Was heißt es aber heute – positiv gesprochen –, katholischer Christ zu sein? Mal abgesehen von der ultramontanen Grundorientierung sollte er in den gesellschaftlichen Debatten, die über die Fragen der katholi­schen Dogmatik hinausgehen, auf der Basis schöpfungstheologischer und christologischer Erkenntnisse eine biophile Grundhaltung entwi­ckeln, die sich einsetzt für Frieden, die Bewahrung der Schöpfung, an­gemessene Arbeitsbedingungen, gerechte Verfahren in Justiz und Ver­waltung sowie eine lebensförderliche Forschung und die sich erhebt gegen Abtreibung, Sterbehilfe, Folter, Todesstrafe, Krieg und Umwelt­zerstörung.

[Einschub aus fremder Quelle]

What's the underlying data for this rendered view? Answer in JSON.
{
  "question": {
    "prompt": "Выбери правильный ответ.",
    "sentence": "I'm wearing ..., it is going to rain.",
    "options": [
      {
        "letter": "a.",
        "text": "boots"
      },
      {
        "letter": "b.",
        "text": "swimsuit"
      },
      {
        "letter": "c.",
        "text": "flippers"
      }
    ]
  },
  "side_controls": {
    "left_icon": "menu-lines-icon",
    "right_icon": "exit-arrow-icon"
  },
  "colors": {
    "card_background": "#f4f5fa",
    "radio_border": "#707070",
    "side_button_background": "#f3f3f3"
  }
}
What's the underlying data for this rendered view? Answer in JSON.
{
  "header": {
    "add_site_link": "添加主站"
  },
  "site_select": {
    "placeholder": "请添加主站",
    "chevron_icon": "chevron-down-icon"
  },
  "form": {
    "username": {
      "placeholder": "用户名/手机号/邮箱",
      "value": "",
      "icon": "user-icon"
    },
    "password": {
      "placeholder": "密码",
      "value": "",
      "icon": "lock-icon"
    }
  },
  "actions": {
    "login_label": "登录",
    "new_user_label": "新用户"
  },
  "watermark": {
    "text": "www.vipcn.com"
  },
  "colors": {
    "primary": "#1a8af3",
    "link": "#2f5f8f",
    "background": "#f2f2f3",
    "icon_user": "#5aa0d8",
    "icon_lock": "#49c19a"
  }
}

Er muss sich also einsetzen für moralische Werte, die nur die Kirche in der ihr eigenen, in zwei Jahrtausenden erprobten und bewährten Radi­kalität vertreten kann: eine Haltung gegen Abtreibung und für Flücht­­lin­ge, gegen die Ehe für alle und für Respekt gegenüber allen. Die Kirche muss aber begründen, wie sie darauf kommt. Das Argument ersetzt heu­te den Gehorsam. Auch so entsteht gestärkte Identität.

Theologisch geht es ferner darum, das katholische Profil zu schärfen und wieder zu einer besonderen Wertschätzung des identitätsstiftenden Kul­­tus und Ritus zu gelangen, in den Sakramenten, insbesondere der Eucharistie, im Ehe-, Weihe- und Amtsverständnis, in der angemesse­nen Marienfrömmigkeit und auch in der Heiligenverehrung – Allein­stel­­lungsmerkmale der katholischen Kirche. Diese Akzentuierung ist kein Selbstzweck, etwa um sich allein aufgrund des Differenzbedürf­nisses von der evangelischen Konfession abzugrenzen oder die Kirche in einer nach Form und Ordnung suchenden Postmoderne interessant zu machen, sondern weil es den Kern des Glaubens betrifft.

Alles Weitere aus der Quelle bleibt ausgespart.